Essential Concepts
Why another Python package for accessing optical constants? What makes the ocdb package different from periodictable providing convenient access primarily to the data from the CXRO database (Henke)? Three essential concepts make it stand out: providing uncertainties, transparency and reproducibility regarding the origin of the data, and a history of records.
Uncertainties
One essential goal of the Optical Constants Database (OCDB) maintained by the German National Metrology Institute, the Physikalisch-Technische Bundesanstalt, PTB is to provide uncertainties together with the optical constants.
Transparency and reproducibility
Can I trust the data? The essence of science is to be as transparent as possible regarding the origin of the data and results. This allows the individual using the data to judge for themselves. To this end, the ocdb package provides crucial metadata and citable references for each individual dataset describing all relevant aspects in the necessary detail.
History of records
Science never provides definite and final answers, and similarly, the data provided by the OCDB and the ocdb Python package in turn will change over time. Reasons for change are manifold: extending the available wavelength range (from the EUV to the VUV and eventually all the way to the IR), improved setup to measure the primary data, an enhanced understanding of the factors influencing the measurements and in turn an improved sample preparation and measurement strategies, and more advanced algorithms and strategies to obtain optical constants from the measured data, to name but the most important aspects.
The ocdb Python package aims at creating a full transparency how the datasets for a given substance have been evolved, besides providing access to previous versions of the data for the same substance if there are any. This leads to an essential distinction: dataset vs. measurement.
Dataset vs. measurement
The primary dataset for a given substance provided by the ocdb Python package will always be the consolidated latest data, potentially stitched together from different (partly overlapping) measurements. Hence, the primary data used to obtain the optical constants contained as the data in a dataset can originate from different samples and measurements.
A measurement in contrast is understood here as the entire workflow from a single recording of primary data for a given sample and a particular wavelength/energy range all the way through data processing and analysis to the optical constants extracted from these primary data.
What does that mean in practice? For a measurement, we can directly provide metadata for measurement (facility, beamline, measurement mode, …) and sample (thickness, layer stack, morphology) and usually give an individual reference. For a dataset consisting potentially of the consolidated merge of different measurements, there is not necessarily a direct relation to a single sample or measurement.
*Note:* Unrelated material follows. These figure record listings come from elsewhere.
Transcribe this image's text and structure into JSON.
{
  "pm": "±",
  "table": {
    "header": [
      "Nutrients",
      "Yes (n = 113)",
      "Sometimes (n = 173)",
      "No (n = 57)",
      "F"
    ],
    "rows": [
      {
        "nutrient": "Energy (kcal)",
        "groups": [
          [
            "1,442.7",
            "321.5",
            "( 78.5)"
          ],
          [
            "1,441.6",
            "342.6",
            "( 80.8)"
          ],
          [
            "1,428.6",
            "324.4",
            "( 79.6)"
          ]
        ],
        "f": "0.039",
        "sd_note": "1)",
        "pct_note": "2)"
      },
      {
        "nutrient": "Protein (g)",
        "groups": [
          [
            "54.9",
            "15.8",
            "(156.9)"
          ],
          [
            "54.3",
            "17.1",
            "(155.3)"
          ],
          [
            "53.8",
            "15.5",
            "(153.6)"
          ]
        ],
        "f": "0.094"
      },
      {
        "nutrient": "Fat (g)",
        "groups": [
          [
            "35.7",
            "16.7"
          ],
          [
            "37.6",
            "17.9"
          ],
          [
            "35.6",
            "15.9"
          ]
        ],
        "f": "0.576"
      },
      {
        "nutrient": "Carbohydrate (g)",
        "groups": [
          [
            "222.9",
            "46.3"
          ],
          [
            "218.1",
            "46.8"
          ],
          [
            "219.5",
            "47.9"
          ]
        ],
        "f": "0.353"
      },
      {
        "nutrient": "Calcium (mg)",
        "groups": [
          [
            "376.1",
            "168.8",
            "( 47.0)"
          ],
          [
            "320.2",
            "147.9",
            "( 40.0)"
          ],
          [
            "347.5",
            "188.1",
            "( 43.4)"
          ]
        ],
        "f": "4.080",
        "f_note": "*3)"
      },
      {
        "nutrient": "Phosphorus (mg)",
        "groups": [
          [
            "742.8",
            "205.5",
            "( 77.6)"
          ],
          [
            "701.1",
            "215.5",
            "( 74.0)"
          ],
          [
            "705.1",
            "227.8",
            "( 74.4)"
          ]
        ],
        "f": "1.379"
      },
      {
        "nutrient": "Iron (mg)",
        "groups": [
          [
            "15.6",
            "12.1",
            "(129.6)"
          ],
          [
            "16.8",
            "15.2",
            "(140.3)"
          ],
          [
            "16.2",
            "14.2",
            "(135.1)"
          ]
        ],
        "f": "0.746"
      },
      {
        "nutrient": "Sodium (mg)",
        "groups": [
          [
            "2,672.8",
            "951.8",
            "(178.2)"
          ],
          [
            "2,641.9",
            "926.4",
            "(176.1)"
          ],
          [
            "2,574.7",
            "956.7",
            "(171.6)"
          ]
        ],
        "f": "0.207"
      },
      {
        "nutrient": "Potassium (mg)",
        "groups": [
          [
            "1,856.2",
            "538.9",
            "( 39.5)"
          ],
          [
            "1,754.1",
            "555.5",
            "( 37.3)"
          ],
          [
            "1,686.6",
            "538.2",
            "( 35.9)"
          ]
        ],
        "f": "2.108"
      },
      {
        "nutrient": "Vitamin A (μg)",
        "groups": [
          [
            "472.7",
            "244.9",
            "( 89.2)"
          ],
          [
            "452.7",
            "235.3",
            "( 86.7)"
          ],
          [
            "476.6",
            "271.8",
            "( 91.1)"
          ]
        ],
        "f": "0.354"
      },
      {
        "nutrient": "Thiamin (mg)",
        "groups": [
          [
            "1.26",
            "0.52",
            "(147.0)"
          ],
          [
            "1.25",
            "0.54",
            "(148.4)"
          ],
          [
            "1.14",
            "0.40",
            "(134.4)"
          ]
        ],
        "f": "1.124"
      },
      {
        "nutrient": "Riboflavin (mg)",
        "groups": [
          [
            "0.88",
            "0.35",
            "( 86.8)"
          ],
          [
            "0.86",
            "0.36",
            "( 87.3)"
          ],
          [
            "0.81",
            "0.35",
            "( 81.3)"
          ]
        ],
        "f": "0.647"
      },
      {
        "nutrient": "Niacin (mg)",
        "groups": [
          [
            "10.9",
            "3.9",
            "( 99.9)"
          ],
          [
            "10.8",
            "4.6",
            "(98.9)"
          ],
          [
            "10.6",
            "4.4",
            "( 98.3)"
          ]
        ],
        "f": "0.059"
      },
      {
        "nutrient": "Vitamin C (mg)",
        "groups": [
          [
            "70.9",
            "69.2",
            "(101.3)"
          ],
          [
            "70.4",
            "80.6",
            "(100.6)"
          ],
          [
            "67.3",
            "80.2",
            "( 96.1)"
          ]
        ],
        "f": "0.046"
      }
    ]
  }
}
For the time being, the ocdb package will only provide datasets, i.e. one set of (consolidated) optical constants for a given material, potentially spanning multiple wavelength ranges and resulting from a series of individual measurements. For each and every version of a dataset, there will be a citable reference, be it via Zenodo or as a text publication. Detailed information on how the data (read: optical constants) have been extracted from the primary data (read: measurements) can be found there.